I employed my 50 lbs fishing line to hold the springs to their plastic seat with the metal cover. The hard fishing line is the best material that I can imagine  and can do this job. (Sorry, forgot to take pictures. It looks quite funny.)

g. I think, if i am not naive, that the connector of the vacuum harness might need some sort of sealing. So I dripped some ATF on the connector. (The fifth picture shows the oily connector).

h. Hook the connector with  the metal axle in the turning knob.  Note there is a metal bead on top of the plastic seat of the springs. Since the connector is loose.  I used fishing lines again to hold the connector firmly.

I. Reverse the steps that we took down the upper/lower bezels and restore the panel. 

J. Test. It works like a charm for me. Thanks for reading. ;-)


Friday, June 04, 2010


1. Rear Windshield Wiper Motor; 127 CAD

2. Rear window lock actuator; 

3. Power window motor (passenger side);

update: Power window motor (driver side); replaced $38.8. (August 17, 2011)
update 2: ebay part was not durable, ordered from a dealership for both sides (July 14, 2012  $280)

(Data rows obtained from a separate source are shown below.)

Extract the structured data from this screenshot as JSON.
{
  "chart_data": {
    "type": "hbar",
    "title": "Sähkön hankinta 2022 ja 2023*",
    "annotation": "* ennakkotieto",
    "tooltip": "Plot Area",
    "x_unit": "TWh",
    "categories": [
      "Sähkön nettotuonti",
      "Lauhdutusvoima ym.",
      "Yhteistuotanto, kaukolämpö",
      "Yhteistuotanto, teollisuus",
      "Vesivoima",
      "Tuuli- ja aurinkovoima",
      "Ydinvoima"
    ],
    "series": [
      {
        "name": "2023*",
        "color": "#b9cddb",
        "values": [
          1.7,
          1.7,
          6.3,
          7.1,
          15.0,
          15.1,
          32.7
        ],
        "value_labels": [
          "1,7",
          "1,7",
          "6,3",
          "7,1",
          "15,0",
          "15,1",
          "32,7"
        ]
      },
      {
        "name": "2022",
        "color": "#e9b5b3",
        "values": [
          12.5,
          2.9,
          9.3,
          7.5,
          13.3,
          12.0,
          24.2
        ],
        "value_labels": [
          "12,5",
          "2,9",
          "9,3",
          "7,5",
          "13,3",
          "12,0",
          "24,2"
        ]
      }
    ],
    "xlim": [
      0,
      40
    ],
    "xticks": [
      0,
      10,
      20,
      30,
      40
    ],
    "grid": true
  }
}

4. Seized front right caliper; 90 CAD

5. Broken CV boot; 90 CAD CV boot broken again ( at 08/2010 120 USD)

6. Lower tie rod end; 90 CAD

7. Fuel pump failure (hard start overnight); 680 CAD

8. Crank position sensor (about 200 CAD)

If P1756 code cannot go off with corrected fluid level, I might have (ALREADY replaced, note in 03/2011) to buy

8. Governor pressure sensor+soleniod (257 CAD + tax at dealership) and  AMSOIL ATF (100 CAD)

9. Water pump (640 USD)

10. All discs and pads (300 CAD)

11. Electric Fan relay (32 USD)

12. E-brake  (400 USD)


E-brake handle ($93 from airpark dodge dealership, AZ, 2012)

13. Brake flush (47 USD)

14. Differential flush ($34)

15. Wiper arm ($76)

16. HAVC control panel ($151)

17. Hood support struts ($46)

18. wheel center caps ($50)

19. Tail lights assembly with sockets ($65+$35=$100)

(updated Jan 2014)

Total as of Jan. 2014 $4342.


Thursday, June 03, 2010

P1756 Jeep Grand cherokee problem

Too bad my Jeep is sick again! P1756: Mid pressure malfunction....Governor sensor/solenoid problem.


Today I checked the transmission fluid level.  It was far too low than normal. Even though I knew the measuring procedure, it is still very annoying and perplexing to read the dipsptick:
One side reading looked ok but the other side was too low.
        Another trouble was that I used Amsoil ATF to flush the tranny and already run  out of it. I had to spend $16 for a single quater in a small auto parts shop. After driving to and forth for almost a whole day, I finally add 1 quater of ATF.

code erased. let's wait and see if it could come again. If it is not the fluid level problem. i had to replace the governor pressure sensor/solenold which will cost more than 260 cad plus tax and extra ATF.

so far so good without replacing anything.